London’s Trafalgar Square teemed with nostalgic photos of loved ones who had served and died in World War II, with thousands joining the Immortal Regiment March in London on Thursday at 14:00 GMT.
The march was organised by a non-profit organisation as a non-political, non-governmental and civic initiative created by volunteers, and was open to the general public, irrespective of nationality or political affiliation, according to the event’s Facebook page.
Attendees gathered at London’s iconic Trafalgar Square and marched to Westminster Square, shouting “Ura!” and singing classic Russian songs such as ‘Kalinka’ and ‘Katyusha’. Both young and old joined the rally, complete with signs and banners showing the history of the Great Patriotic War to all Londoners.
Attendees Share Their Stories About the Great Patriotic War
Royal Air Force veteran Gareth Fearn, of Surry, attended the Immortal Regiment rally to support his girlfriend, but also said that it was important to commemorate those who served in the Red Army for their sacrifices.
“I attended to support my girlfriend, but also I served in the Royal Air Force,” Mr. Fearn said. “I think it’s unimportant which country you’re from. I think it’s important to remember all of those who served in the war regardless of which side they served on.”
When asked about the significance of Victory Day, he added: “I think it’s important to celebrate not just on 9 May, but on every type of Remembrance Day, and I think it’s important to continue that from generation to generation, because if we didn’t, we’d be living in a very different world. If it wasn’t for these people, we’d be living in a different world today.”
An attendee of the Victory Day march dressed in Soviet Uniform told Sputnik that Remembrance Day was important to remember and held deep meaning for his family.
“It’s our Remembrance Day,” he said. “My great-grandfather died in this war and it holds a lot of meaning for us. As soon as people forget one war, another will happen after that.”
“We deeply respect and are grateful for those who died for our lives,” he added.
Mikhail Yuryevich Frolov, the project leader for the Immortal Regiment march, said that Victory Day was one of Russia’s greatest celebrations and one of the most important events to remember in Russia’s history.

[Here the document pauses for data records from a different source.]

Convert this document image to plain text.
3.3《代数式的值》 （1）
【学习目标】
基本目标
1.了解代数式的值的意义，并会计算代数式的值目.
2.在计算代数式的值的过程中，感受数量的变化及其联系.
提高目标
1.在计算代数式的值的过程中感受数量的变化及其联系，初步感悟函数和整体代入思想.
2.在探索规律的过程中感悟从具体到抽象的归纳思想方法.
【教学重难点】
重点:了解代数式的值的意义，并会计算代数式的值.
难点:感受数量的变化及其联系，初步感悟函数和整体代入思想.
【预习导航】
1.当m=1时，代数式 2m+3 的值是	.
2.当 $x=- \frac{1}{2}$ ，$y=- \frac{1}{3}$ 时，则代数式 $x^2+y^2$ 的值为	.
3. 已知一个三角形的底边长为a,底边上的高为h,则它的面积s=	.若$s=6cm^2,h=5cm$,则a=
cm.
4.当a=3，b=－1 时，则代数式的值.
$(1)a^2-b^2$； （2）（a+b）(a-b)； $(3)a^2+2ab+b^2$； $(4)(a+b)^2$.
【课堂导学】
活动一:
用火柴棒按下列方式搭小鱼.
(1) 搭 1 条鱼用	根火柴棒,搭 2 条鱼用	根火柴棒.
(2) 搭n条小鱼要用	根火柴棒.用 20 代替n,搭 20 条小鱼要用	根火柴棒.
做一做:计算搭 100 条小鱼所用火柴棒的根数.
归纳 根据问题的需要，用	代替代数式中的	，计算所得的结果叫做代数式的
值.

“It’s a traditional Victory Day march and Russian speakers from all nations come here to commemorate Victory Day, one of our greatest celebrations,” the organiser said.
“For our people, every family has had or knows someone that was involved in World War II, and it is very important event to remember in our history.”
A spokesperson from the Russian Culture House in London told Sputnik that the march was significant to remember the world’s Russian-speaking heroes and unite the British community in honour of those who gave their lives to liberate the world from Nazism and Fascism.
“This is the 74th anniversary of the great victory against the Nazism and Fascism, and is the fourth consecutive London Regiment event to take place in London,” the spokesperson said. “It is significant to commemorate our fallen heroes and liberators, as well as to unite for our Russian compatriots and the Russian-speaking community in the UK, in addition to demonstrating to the local British community about our sense of unity as we pay homage to the fallen.”
The Immortal Regiment march began in the Russian City of Tomsk in 2012, where roughly 6,000 attendees held photos of 2,000 WWII veterans. According to the Immortal Regiment’s international website, the event’s main task is to preserve the memories of past generations that had been lost to the war. The page has catalogued over 400,000 stories to date from families and veterans, and is visited by over 2m visitors from 150 countries across the world, serving as a platform for all nations to revisit and conduct research on the Great Patriotic War. Over 100 cities across the world hold marches alongside Russia to honour the sacrifices of the Soviet Army.